Of course, some words in some contexts should be discouraged because causing a crowd to panic and potentially harm large numbers of other people by a shout of "fire" is a clear social ill. But who draws the boundaries of that "clarity" and what criteria do they deploy when labeling some words unacceptable? Should we vote on which words and contexts are unacceptable? Should we allow dominant political leaders to define which words are unacceptable? Or maybe, we should allow the majority of university administrators, humanities professors, or student affairs administrators to provide the proper list of unacceptable words for the rest of us to obey?
An enormous array of words has the capacity to cause pain to some aggregate of humans. For example, on a college campus certain words that may appear in every 3rd sentence of casual conversations among students can arouse the anger and disappointment of most American families. As a result, should those words be chastised when we hear them? Should those who use them be greeted with sanctimonious protests?

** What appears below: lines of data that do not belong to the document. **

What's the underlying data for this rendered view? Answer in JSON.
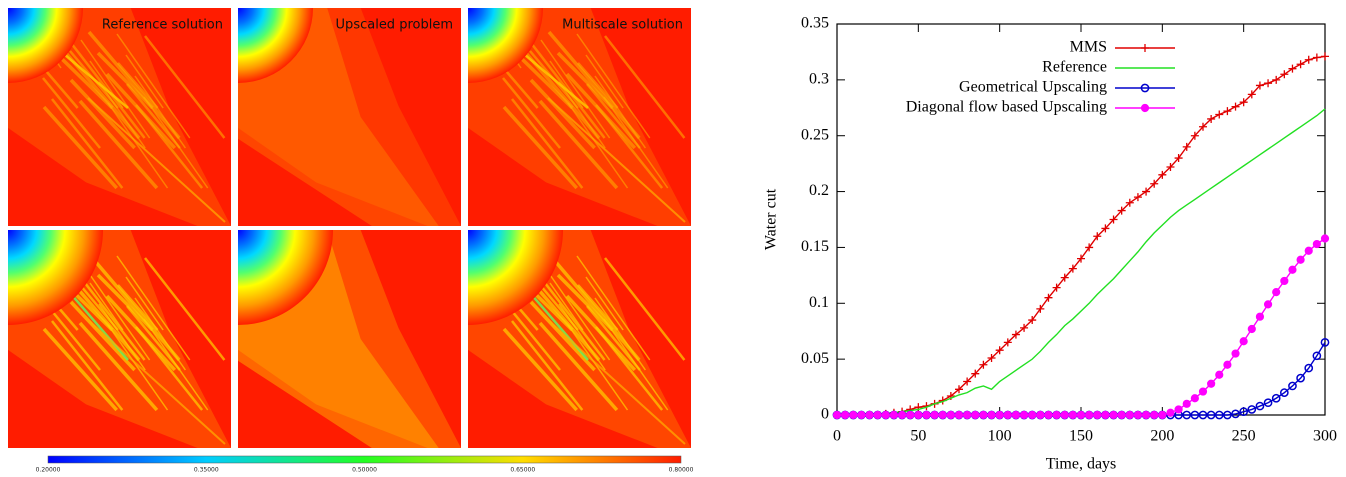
{
  "heatmaps": {
    "titles": [
      "Reference solution",
      "Upscaled problem",
      "Multiscale solution"
    ],
    "colorbar_ticks": [
      "0.20000",
      "0.35000",
      "0.50000",
      "0.65000",
      "0.80000"
    ]
  },
  "chart_data": {
    "type": "line",
    "x_label": "Time, days",
    "y_label": "Water cut",
    "xlim": [
      0,
      300
    ],
    "xticks": [
      0,
      50,
      100,
      150,
      200,
      250,
      300
    ],
    "ylim": [
      0,
      0.35
    ],
    "yticks": [
      0,
      0.05,
      0.1,
      0.15,
      0.2,
      0.25,
      0.3,
      0.35
    ],
    "legend": "top-right",
    "x": [
      0,
      5,
      10,
      15,
      20,
      25,
      30,
      35,
      40,
      45,
      50,
      55,
      60,
      65,
      70,
      75,
      80,
      85,
      90,
      95,
      100,
      105,
      110,
      115,
      120,
      125,
      130,
      135,
      140,
      145,
      150,
      155,
      160,
      165,
      170,
      175,
      180,
      185,
      190,
      195,
      200,
      205,
      210,
      215,
      220,
      225,
      230,
      235,
      240,
      245,
      250,
      255,
      260,
      265,
      270,
      275,
      280,
      285,
      290,
      295,
      300
    ],
    "series": [
      {
        "name": "MMS",
        "color": "#e00000",
        "marker": "plus",
        "values": [
          0,
          0,
          0,
          0,
          0,
          0,
          0.001,
          0.002,
          0.003,
          0.005,
          0.007,
          0.008,
          0.01,
          0.013,
          0.017,
          0.023,
          0.03,
          0.037,
          0.045,
          0.051,
          0.058,
          0.065,
          0.072,
          0.078,
          0.085,
          0.095,
          0.105,
          0.114,
          0.123,
          0.131,
          0.14,
          0.15,
          0.16,
          0.167,
          0.175,
          0.183,
          0.19,
          0.195,
          0.2,
          0.207,
          0.215,
          0.222,
          0.23,
          0.24,
          0.25,
          0.258,
          0.265,
          0.269,
          0.272,
          0.276,
          0.28,
          0.287,
          0.295,
          0.297,
          0.3,
          0.305,
          0.31,
          0.314,
          0.318,
          0.32,
          0.321
        ]
      },
      {
        "name": "Reference",
        "color": "#22e022",
        "marker": "none",
        "values": [
          0,
          0,
          0,
          0,
          0,
          0,
          0.001,
          0.002,
          0.003,
          0.004,
          0.005,
          0.007,
          0.01,
          0.012,
          0.015,
          0.018,
          0.02,
          0.024,
          0.026,
          0.023,
          0.03,
          0.035,
          0.04,
          0.045,
          0.05,
          0.057,
          0.065,
          0.072,
          0.08,
          0.086,
          0.093,
          0.1,
          0.108,
          0.115,
          0.122,
          0.13,
          0.138,
          0.146,
          0.155,
          0.163,
          0.17,
          0.177,
          0.183,
          0.188,
          0.193,
          0.198,
          0.203,
          0.208,
          0.213,
          0.218,
          0.223,
          0.228,
          0.233,
          0.238,
          0.243,
          0.248,
          0.253,
          0.258,
          0.263,
          0.268,
          0.274
        ]
      },
      {
        "name": "Geometrical Upscaling",
        "color": "#0000cc",
        "marker": "open-circle",
        "values": [
          0,
          0,
          0,
          0,
          0,
          0,
          0,
          0,
          0,
          0,
          0,
          0,
          0,
          0,
          0,
          0,
          0,
          0,
          0,
          0,
          0,
          0,
          0,
          0,
          0,
          0,
          0,
          0,
          0,
          0,
          0,
          0,
          0,
          0,
          0,
          0,
          0,
          0,
          0,
          0,
          0,
          0,
          0,
          0,
          0,
          0,
          0,
          0,
          0,
          0.001,
          0.003,
          0.005,
          0.008,
          0.011,
          0.015,
          0.02,
          0.026,
          0.033,
          0.042,
          0.053,
          0.065
        ]
      },
      {
        "name": "Diagonal flow based Upscaling",
        "color": "#ff00ff",
        "marker": "filled-circle",
        "values": [
          0,
          0,
          0,
          0,
          0,
          0,
          0,
          0,
          0,
          0,
          0,
          0,
          0,
          0,
          0,
          0,
          0,
          0,
          0,
          0,
          0,
          0,
          0,
          0,
          0,
          0,
          0,
          0,
          0,
          0,
          0,
          0,
          0,
          0,
          0,
          0,
          0,
          0,
          0,
          0,
          0,
          0.002,
          0.005,
          0.01,
          0.015,
          0.021,
          0.028,
          0.036,
          0.045,
          0.055,
          0.066,
          0.077,
          0.088,
          0.099,
          0.11,
          0.12,
          0.13,
          0.139,
          0.147,
          0.153,
          0.158
        ]
      }
    ]
  }
}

When we encourage free speech, we assume that humans in the main have the ability to endure words they wish did not exist. We know that some will have to work hard to be resilient in the face of words they wish were never used. But we are so committed to the desirability of hearing one another that we are proud that we aim for a culture where undesirable words are heard in public spaces. We value the potential benefits from hearing speech we abhor because we realize that belief perseverance is commonplace and requires a jolt sometimes to permit a re-examination.
What can we agree about? Let me suggest some candidates.
A, Diverse speech is generally desirable.
B. Diversity of speech almost guarantees that we will hear some speech we prefer not to hear.
C. No one has the right to claim that his or her pain upon hearing certain words is so unbearable that the rest of us should stop using the word(s), AND if some people and their supporters do have that right, they need to explain why others do not have the same right.
D. Those who see their word-policing behavior as assistance to the marginalized should do at least 2 things: (1)Explain why the sensitivities of their list of the marginalized trumps the social benefits of free speech and (2) Agree that they should spend at least as much time soldiering on behalf of the marginalized by using their energies to champion wealth and income redistribution so that the marginalized have something at least approaching equal housing, educational, health, transportation, longevity and voting opportunities.
1. Is there systematic evidence that pain from words is so biting that its psychological clout would nullify the desired effects of a much more fair distribution of life's opportunities than we have now?
2. Am I disqualified from making the argument I made above because I am far from being a member of any marginalized group?
3. Do those who feel deputized to enforce proper word usage have a special moral lens permitting them to see horrors that others minimize?